How to deploy tpu workloads on GKE Autopilot?

sennyhan · 11-19-2024 04:30 AM

Hi community!
I try to deploy tpu workloads on GKE Autopilot,but it does'nt work. My autopilot cluster is in region us-east5 and kubernetes version 1.30.5-gke.1443001. Then I deploy an job using tpu-v5-lite-device. According to guide(https://cloud.google.com/kubernetes-engine/docs/how-to/tpus-autopilot ), GKE should automatically create tpu nodes to run the Pods，but it does'nt create tpu vm。And GKE Autopilot cluster's detail info shows that cloud tpu feature is disabled。

How to enable tpu feature on GKE Autopilot?

Please advice
Good Day

nmagcalengjr

Hi @sennyhan,

Welcome to Google Cloud Community!

Based on this documentation, In Autopilot, you need to choose a TPU type and topology, then specify them in your Kubernetes manifest. GKE manages provisioning nodes with TPUs and scheduling your workloads. To use TPUs in Autopilot workloads, you request a TPU version and a supported topology for that TPU version in your workload manifest.
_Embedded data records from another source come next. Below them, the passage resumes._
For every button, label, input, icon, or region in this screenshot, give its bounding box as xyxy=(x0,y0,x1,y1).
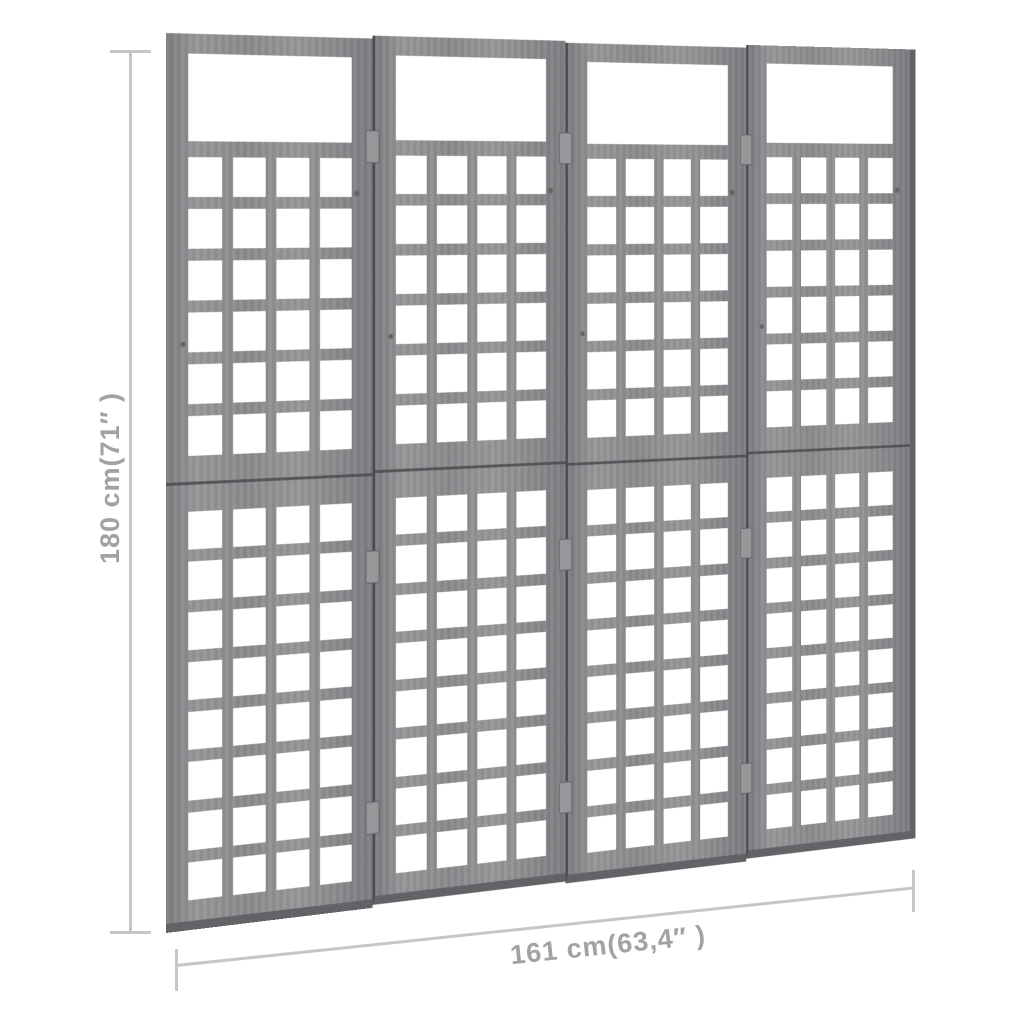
lattice-cell xyxy=(188,312,222,353)
lattice-cell xyxy=(233,311,266,351)
panel-junction-rail xyxy=(568,431,746,491)
lattice-cell xyxy=(835,740,860,777)
panel-lattice-upper xyxy=(587,159,728,438)
lattice-cell xyxy=(320,649,352,689)
lattice-cell xyxy=(835,250,860,286)
lattice-cell xyxy=(320,360,352,400)
lattice-cell xyxy=(188,363,222,404)
lattice-cell xyxy=(517,490,546,528)
lattice-cell xyxy=(587,351,616,389)
lattice-cell xyxy=(663,302,691,339)
lattice-cell xyxy=(700,619,728,656)
lattice-cell xyxy=(437,354,467,393)
panel-lattice-lower xyxy=(396,490,546,873)
panel-lattice-upper xyxy=(767,157,893,427)
divider-panel xyxy=(746,45,915,859)
lattice-cell xyxy=(700,574,728,611)
lattice-cell xyxy=(188,209,222,249)
panel-lattice-upper xyxy=(396,156,546,445)
lattice-cell xyxy=(626,159,654,196)
panel-hinge xyxy=(740,762,752,794)
lattice-cell xyxy=(517,820,546,859)
lattice-cell xyxy=(587,768,616,807)
lattice-cell xyxy=(835,651,860,687)
lattice-cell xyxy=(276,653,309,693)
lattice-cell xyxy=(517,537,546,575)
lattice-cell xyxy=(801,520,826,556)
lattice-cell xyxy=(437,494,467,532)
lattice-cell xyxy=(477,682,507,721)
lattice-cell xyxy=(320,844,352,885)
lattice-cell xyxy=(188,709,222,750)
lattice-cell xyxy=(663,806,691,844)
height-dimension-cap-top xyxy=(110,50,151,53)
panel-lattice-upper xyxy=(188,157,351,456)
lattice-cell xyxy=(233,157,266,197)
lattice-cell xyxy=(396,737,427,777)
lattice-cell xyxy=(767,567,792,603)
lattice-cell xyxy=(517,726,546,765)
lattice-cell xyxy=(868,295,892,331)
lattice-cell xyxy=(233,607,266,647)
divider-panel xyxy=(373,36,566,905)
lattice-cell xyxy=(868,250,892,286)
lattice-cell xyxy=(700,665,728,702)
lattice-cell xyxy=(868,781,892,818)
lattice-cell xyxy=(835,388,860,424)
lattice-cell xyxy=(437,733,467,772)
lattice-cell xyxy=(835,342,860,378)
lattice-cell xyxy=(868,387,892,423)
lattice-cell xyxy=(233,804,266,845)
lattice-cell xyxy=(801,157,826,193)
lattice-cell xyxy=(276,555,309,595)
lattice-cell xyxy=(868,648,892,684)
lattice-cell xyxy=(801,654,826,690)
lattice-cell xyxy=(801,475,826,511)
lattice-cell xyxy=(437,638,467,677)
lattice-cell xyxy=(276,310,309,350)
divider-panel xyxy=(566,43,747,884)
lattice-cell xyxy=(767,747,792,784)
lattice-cell xyxy=(188,859,222,901)
lattice-cell xyxy=(801,297,826,333)
lattice-cell xyxy=(626,764,654,802)
lattice-cell xyxy=(437,829,467,869)
lattice-cell xyxy=(233,705,266,746)
lattice-cell xyxy=(700,756,728,794)
lattice-cell xyxy=(626,207,654,244)
lattice-cell xyxy=(396,305,427,344)
lattice-cell xyxy=(587,303,616,341)
product-dimension-figure: 180 cm(71″ ) 161 cm(63,4″ ) xyxy=(0,0,1024,1024)
lattice-cell xyxy=(587,814,616,853)
lattice-cell xyxy=(320,259,352,298)
lattice-cell xyxy=(663,714,691,752)
height-dimension-label: 180 cm(71″ ) xyxy=(94,336,126,620)
lattice-cell xyxy=(517,584,546,622)
width-dimension-cap-right xyxy=(912,870,915,912)
lattice-cell xyxy=(767,204,792,240)
lattice-cell xyxy=(233,755,266,796)
lattice-cell xyxy=(767,657,792,694)
lattice-cell xyxy=(396,405,427,445)
lattice-cell xyxy=(626,486,654,523)
lattice-cell xyxy=(801,204,826,240)
panel-lattice-lower xyxy=(188,503,351,900)
panel-junction-rail xyxy=(166,448,373,513)
lattice-cell xyxy=(233,260,266,300)
lattice-cell xyxy=(868,204,892,239)
lattice-cell xyxy=(663,349,691,386)
lattice-cell xyxy=(587,159,616,196)
lattice-cell xyxy=(477,587,507,625)
lattice-cell xyxy=(233,557,266,597)
lattice-cell xyxy=(517,632,546,670)
lattice-cell xyxy=(868,737,892,773)
lattice-cell xyxy=(587,400,616,438)
panel-hinge xyxy=(740,134,752,165)
lattice-cell xyxy=(320,410,352,450)
lattice-cell xyxy=(320,209,352,248)
lattice-cell xyxy=(437,403,467,442)
lattice-cell xyxy=(437,156,467,194)
panel-lattice-lower xyxy=(587,483,728,853)
panel-top-window xyxy=(396,55,546,141)
lattice-cell xyxy=(587,675,616,713)
lattice-cell xyxy=(868,560,892,595)
lattice-cell xyxy=(663,622,691,659)
lattice-cell xyxy=(188,659,222,700)
lattice-cell xyxy=(233,413,266,454)
lattice-cell xyxy=(626,579,654,616)
lattice-cell xyxy=(835,696,860,732)
lattice-cell xyxy=(626,533,654,570)
lattice-cell xyxy=(396,206,427,245)
room-divider xyxy=(166,33,916,933)
lattice-cell xyxy=(663,530,691,567)
lattice-cell xyxy=(188,260,222,300)
lattice-cell xyxy=(700,348,728,385)
panel-top-window xyxy=(767,63,893,143)
lattice-cell xyxy=(767,522,792,558)
lattice-cell xyxy=(868,471,892,506)
lattice-cell xyxy=(276,751,309,792)
lattice-cell xyxy=(587,255,616,293)
lattice-cell xyxy=(276,505,309,544)
lattice-cell xyxy=(587,488,616,525)
lattice-cell xyxy=(767,702,792,739)
lattice-cell xyxy=(188,809,222,851)
lattice-cell xyxy=(437,542,467,580)
lattice-cell xyxy=(320,309,352,349)
lattice-cell xyxy=(868,158,892,193)
panel-junction-rail xyxy=(748,421,909,478)
lattice-cell xyxy=(320,503,352,542)
lattice-cell xyxy=(663,576,691,613)
panel-hinge xyxy=(559,132,572,164)
lattice-cell xyxy=(276,702,309,742)
lattice-cell xyxy=(437,205,467,243)
panel-lattice-lower xyxy=(767,471,893,829)
lattice-cell xyxy=(663,397,691,435)
lattice-cell xyxy=(801,788,826,825)
lattice-cell xyxy=(477,729,507,768)
lattice-cell xyxy=(477,205,507,243)
panel-hinge xyxy=(740,527,752,559)
lattice-cell xyxy=(700,802,728,840)
lattice-cell xyxy=(626,625,654,663)
lattice-cell xyxy=(188,610,222,650)
lattice-cell xyxy=(320,747,352,787)
lattice-cell xyxy=(477,402,507,441)
lattice-cell xyxy=(767,297,792,334)
lattice-cell xyxy=(276,361,309,401)
lattice-cell xyxy=(276,259,309,299)
divider-panel xyxy=(166,33,373,933)
lattice-cell xyxy=(517,156,546,194)
lattice-cell xyxy=(188,759,222,800)
lattice-cell xyxy=(801,389,826,426)
lattice-cell xyxy=(517,303,546,341)
lattice-cell xyxy=(233,854,266,895)
lattice-cell xyxy=(801,699,826,736)
lattice-cell xyxy=(801,609,826,645)
panel-hinge xyxy=(559,538,572,571)
lattice-cell xyxy=(396,689,427,728)
lattice-cell xyxy=(835,204,860,240)
lattice-cell xyxy=(700,483,728,519)
lattice-cell xyxy=(835,607,860,643)
lattice-cell xyxy=(767,792,792,829)
lattice-cell xyxy=(437,590,467,629)
lattice-cell xyxy=(663,668,691,705)
lattice-cell xyxy=(396,545,427,584)
height-dimension-cap-bottom xyxy=(110,931,151,934)
lattice-cell xyxy=(477,254,507,292)
lattice-cell xyxy=(517,400,546,439)
lattice-cell xyxy=(320,552,352,591)
lattice-cell xyxy=(396,496,427,534)
lattice-cell xyxy=(437,255,467,294)
panel-junction-rail xyxy=(375,437,565,499)
lattice-cell xyxy=(700,301,728,338)
lattice-cell xyxy=(835,473,860,508)
lattice-cell xyxy=(396,593,427,632)
lattice-cell xyxy=(700,396,728,433)
lattice-cell xyxy=(437,304,467,343)
panel-hinge xyxy=(366,801,380,835)
panel-top-window xyxy=(587,62,728,145)
lattice-cell xyxy=(276,209,309,248)
lattice-cell xyxy=(517,352,546,390)
lattice-cell xyxy=(663,254,691,291)
lattice-cell xyxy=(626,303,654,341)
lattice-cell xyxy=(626,255,654,292)
lattice-cell xyxy=(477,156,507,194)
lattice-cell xyxy=(587,721,616,759)
lattice-cell xyxy=(276,604,309,644)
lattice-cell xyxy=(437,781,467,821)
lattice-cell xyxy=(587,582,616,620)
width-dimension-cap-left xyxy=(175,949,178,991)
lattice-cell xyxy=(868,516,892,551)
lattice-cell xyxy=(320,158,352,197)
panel-hinge xyxy=(559,781,572,814)
lattice-cell xyxy=(700,528,728,565)
lattice-cell xyxy=(188,560,222,600)
lattice-cell xyxy=(700,254,728,291)
lattice-cell xyxy=(663,485,691,522)
lattice-cell xyxy=(233,362,266,402)
lattice-cell xyxy=(626,810,654,848)
lattice-cell xyxy=(477,777,507,816)
lattice-cell xyxy=(233,508,266,548)
lattice-cell xyxy=(517,205,546,243)
lattice-cell xyxy=(868,341,892,377)
height-dimension-line xyxy=(129,52,132,933)
lattice-cell xyxy=(700,207,728,244)
lattice-cell xyxy=(396,833,427,873)
lattice-cell xyxy=(320,698,352,738)
lattice-cell xyxy=(868,604,892,640)
lattice-cell xyxy=(396,785,427,825)
lattice-cell xyxy=(767,477,792,513)
lattice-cell xyxy=(517,254,546,292)
lattice-cell xyxy=(767,390,792,427)
lattice-cell xyxy=(233,656,266,696)
lattice-cell xyxy=(663,159,691,196)
lattice-cell xyxy=(835,518,860,554)
panel-hinge xyxy=(366,130,380,163)
lattice-cell xyxy=(801,250,826,286)
lattice-cell xyxy=(767,251,792,287)
lattice-cell xyxy=(835,785,860,822)
lattice-cell xyxy=(663,207,691,244)
lattice-cell xyxy=(477,824,507,864)
lattice-cell xyxy=(477,540,507,578)
lattice-cell xyxy=(276,849,309,890)
lattice-cell xyxy=(188,415,222,456)
lattice-cell xyxy=(835,562,860,598)
lattice-cell xyxy=(396,355,427,394)
lattice-cell xyxy=(663,760,691,798)
lattice-cell xyxy=(801,564,826,600)
lattice-cell xyxy=(320,601,352,640)
lattice-cell xyxy=(233,209,266,249)
lattice-cell xyxy=(587,535,616,572)
lattice-cell xyxy=(477,304,507,343)
lattice-cell xyxy=(517,679,546,718)
lattice-cell xyxy=(396,156,427,194)
lattice-cell xyxy=(188,157,222,197)
lattice-cell xyxy=(767,612,792,648)
lattice-cell xyxy=(801,343,826,379)
lattice-cell xyxy=(626,398,654,436)
panel-hinge xyxy=(366,550,380,584)
lattice-cell xyxy=(626,718,654,756)
lattice-cell xyxy=(767,344,792,381)
lattice-cell xyxy=(517,773,546,812)
lattice-cell xyxy=(396,641,427,680)
lattice-cell xyxy=(835,296,860,332)
lattice-cell xyxy=(700,159,728,195)
lattice-cell xyxy=(801,743,826,780)
lattice-cell xyxy=(276,412,309,452)
lattice-cell xyxy=(276,158,309,197)
lattice-cell xyxy=(477,353,507,392)
lattice-cell xyxy=(835,158,860,194)
lattice-cell xyxy=(700,711,728,748)
lattice-cell xyxy=(320,796,352,837)
lattice-cell xyxy=(437,685,467,724)
lattice-cell xyxy=(587,628,616,666)
lattice-cell xyxy=(626,671,654,709)
lattice-cell xyxy=(276,800,309,841)
lattice-cell xyxy=(868,692,892,728)
lattice-cell xyxy=(767,157,792,193)
panel-top-window xyxy=(188,54,351,143)
lattice-cell xyxy=(396,255,427,294)
lattice-cell xyxy=(477,492,507,530)
lattice-cell xyxy=(587,207,616,244)
lattice-cell xyxy=(477,635,507,674)
lattice-cell xyxy=(188,510,222,550)
lattice-cell xyxy=(626,350,654,388)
For your reference, this page helps you to choose the Google Kubernetes Engine (GKE) mode of operation that's the best fit for your workloads.

Consider checking these prerequisite requirements for your project:

If you need further assistance, you can reach out to Google Cloud Support at any time.

I hope the above information is helpful.

sennyhan

Thank you very much! I have a question here。

which requirement is not satisfied when GKE Autopilot cluster's detail info shows that cloud tpu feature is disabled。